Why does a logic system not use the law of the excluded middle?
I studied non-classical logic (intuitionistic and modal) where double negation can't be removed and the law of excluded middle can't be used. But what is a simple example that non-mathematicians can directly understand where we can't use the law of the excluded middle?
A non-mathematician can agree that the statement "The door is not unlocked" does not necessarily imply that the door is locked (the door might not have a lock or the door doesn't even exist and therefore it is false that the door can be locked or some other interpretation). But I don't think that's a good example.

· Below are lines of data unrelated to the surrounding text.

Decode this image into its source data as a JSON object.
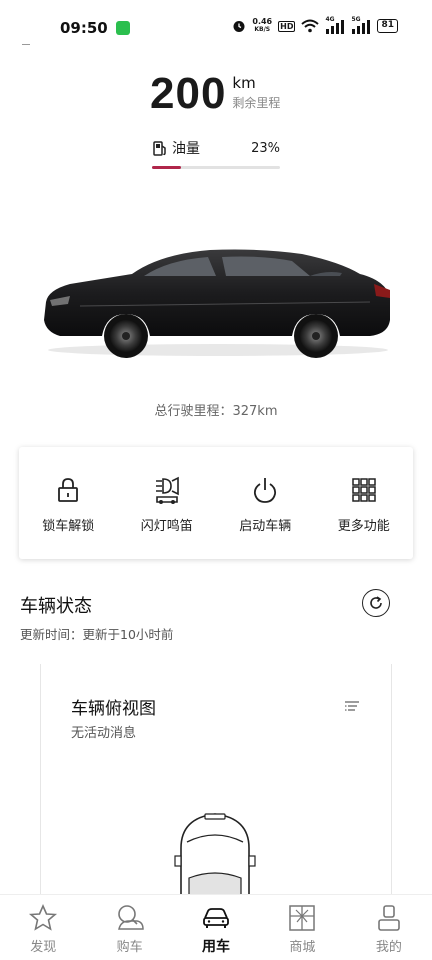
{
  "status_bar": {
    "time": "09:50",
    "net_speed_value": "0.46",
    "net_speed_unit": "KB/S",
    "hd_label": "HD",
    "battery": "81",
    "signal_4g": "4G",
    "signal_5g": "5G"
  },
  "range": {
    "value": "200",
    "unit": "km",
    "label": "剩余里程"
  },
  "fuel": {
    "label": "油量",
    "percent_text": "23%",
    "level": 0.23,
    "fill_color": "#b0264a"
  },
  "odometer": {
    "label": "总行驶里程：327km"
  },
  "quick_actions": [
    {
      "label": "锁车解锁",
      "icon": "lock-icon"
    },
    {
      "label": "闪灯鸣笛",
      "icon": "horn-lights-icon"
    },
    {
      "label": "启动车辆",
      "icon": "power-icon"
    },
    {
      "label": "更多功能",
      "icon": "grid-icon"
    }
  ],
  "vehicle_status": {
    "title": "车辆状态",
    "updated": "更新时间：更新于10小时前"
  },
  "top_view": {
    "title": "车辆俯视图",
    "subtitle": "无活动消息"
  },
  "bottom_nav": [
    {
      "label": "发现",
      "icon": "star-icon",
      "active": false
    },
    {
      "label": "购车",
      "icon": "search-car-icon",
      "active": false
    },
    {
      "label": "用车",
      "icon": "car-icon",
      "active": true
    },
    {
      "label": "商城",
      "icon": "gift-icon",
      "active": false
    },
    {
      "label": "我的",
      "icon": "user-icon",
      "active": false
    }
  ]
}
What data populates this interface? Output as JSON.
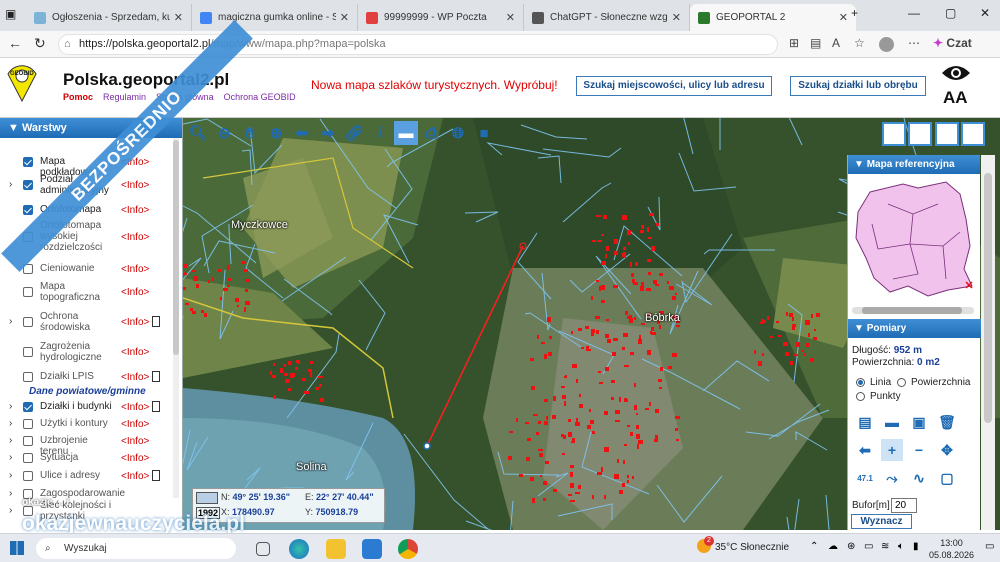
{
  "tabs": [
    {
      "title": "Ogłoszenia - Sprzedam, kupię",
      "color": "#7cb4d8"
    },
    {
      "title": "magiczna gumka online - Szuk",
      "color": "#4285f4"
    },
    {
      "title": "99999999 - WP Poczta",
      "color": "#e04040"
    },
    {
      "title": "ChatGPT - Słoneczne wzgórze",
      "color": "#555555"
    },
    {
      "title": "GEOPORTAL 2",
      "color": "#2a7a2a"
    }
  ],
  "browser": {
    "url_host": "https://polska.geoportal2.pl",
    "url_path": "/map/www/mapa.php?mapa=polska",
    "copilot": "Czat"
  },
  "site": {
    "title": "Polska.geoportal2.pl",
    "links": [
      "Pomoc",
      "Regulamin",
      "Strona główna",
      "Ochrona GEOBID"
    ],
    "promo": "Nowa mapa szlaków turystycznych. Wypróbuj!",
    "btn_search_place": "Szukaj miejscowości, ulicy lub adresu",
    "btn_search_parcel": "Szukaj działki lub obrębu",
    "font_size_label": "AA",
    "logo_text": "GEOBID"
  },
  "ribbon": "BEZPOŚREDNIO",
  "layers_panel": {
    "title": "Warstwy",
    "section_local": "Dane powiatowe/gminne",
    "items": [
      {
        "label": "Mapa podkładowa",
        "info": "<Info>",
        "checked": true
      },
      {
        "label": "Podział administracyjny",
        "info": "<Info>",
        "checked": true
      },
      {
        "label": "Ortofotomapa",
        "info": "<Info>",
        "checked": true
      },
      {
        "label": "Ortofotomapa wysokiej rozdzielczości",
        "info": "<Info>",
        "checked": false
      },
      {
        "label": "Cieniowanie",
        "info": "<Info>",
        "checked": false
      },
      {
        "label": "Mapa topograficzna",
        "info": "<Info>",
        "checked": false
      },
      {
        "label": "Ochrona środowiska",
        "info": "<Info>",
        "checked": false
      },
      {
        "label": "Zagrożenia hydrologiczne",
        "info": "<Info>",
        "checked": false
      },
      {
        "label": "Działki LPIS",
        "info": "<Info>",
        "checked": false
      },
      {
        "label": "Działki i budynki",
        "info": "<Info>",
        "checked": true
      },
      {
        "label": "Użytki i kontury",
        "info": "<Info>",
        "checked": false
      },
      {
        "label": "Uzbrojenie terenu",
        "info": "<Info>",
        "checked": false
      },
      {
        "label": "Sytuacja",
        "info": "<Info>",
        "checked": false
      },
      {
        "label": "Ulice i adresy",
        "info": "<Info>",
        "checked": false
      },
      {
        "label": "Zagospodarowanie",
        "info": "",
        "checked": false
      },
      {
        "label": "Sieć kolejności i przystanki",
        "info": "",
        "checked": false
      }
    ]
  },
  "map": {
    "places": [
      "Myczkowce",
      "Bóbrka",
      "Solina"
    ]
  },
  "coords": {
    "n_label": "N:",
    "n": "49° 25' 19.36\"",
    "e_label": "E:",
    "e": "22° 27' 40.44\"",
    "sys": "1992",
    "x_label": "X:",
    "x": "178490.97",
    "y_label": "Y:",
    "y": "750918.79"
  },
  "reference_map": {
    "title": "Mapa referencyjna"
  },
  "measure": {
    "title": "Pomiary",
    "length_label": "Długość:",
    "length": "952 m",
    "area_label": "Powierzchnia:",
    "area": "0 m2",
    "opt_line": "Linia",
    "opt_area": "Powierzchnia",
    "opt_points": "Punkty",
    "buffer_label": "Bufor[m]",
    "buffer": "20",
    "compute": "Wyznacz",
    "scale_hint": "47.1"
  },
  "watermark": {
    "main": "okazjewnauczyciela.pl",
    "small": "okazje ... i"
  },
  "taskbar": {
    "search": "Wyszukaj",
    "weather": "35°C  Słonecznie",
    "badge": "2",
    "time": "13:00",
    "date": "05.08.2026"
  }
}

Excluded middle suits well for numbers but rarely for other entities e.g. category placement "Is the cat white?" - The alternatives might be not disjunct, there might be no cat at all, it might be undecidable or other alternative.
I've seen that scientific questions should preferably be "yes-or-no questions" but what's a good example when that will fail and we can't remove a double negation?
For instance, a real example of "A is B and A is not B", which would be impossible in classical logic but could be true about something like Schrödinger's cat that is alive and dead at the same time?
The law of excluded middle says that for all φ, either φ is true or ¬φ is true. Recast in intuitionistic terms, this means that for all φ either we have a proof of φ or a proof of (φ → ⊥). While the law of excluded middle makes sense for the semantics of classical logic which uses the notion of truth, it doesn't seem to be justified from the perspective of the proof semantics of intuitionistic logic.
As an example, you can take any unsolved problem P in your domain of choice, say Goldbach's Conjecture. No doubt, P ∨ ¬P is true; either every integer greater than 2 has the property or doesn't. But the intuitionist cannot claim P ∨ ¬P, because she has neither an algorithm that can map such an integer to a pair of twin primes, nor a proof that no such algorithm can be found.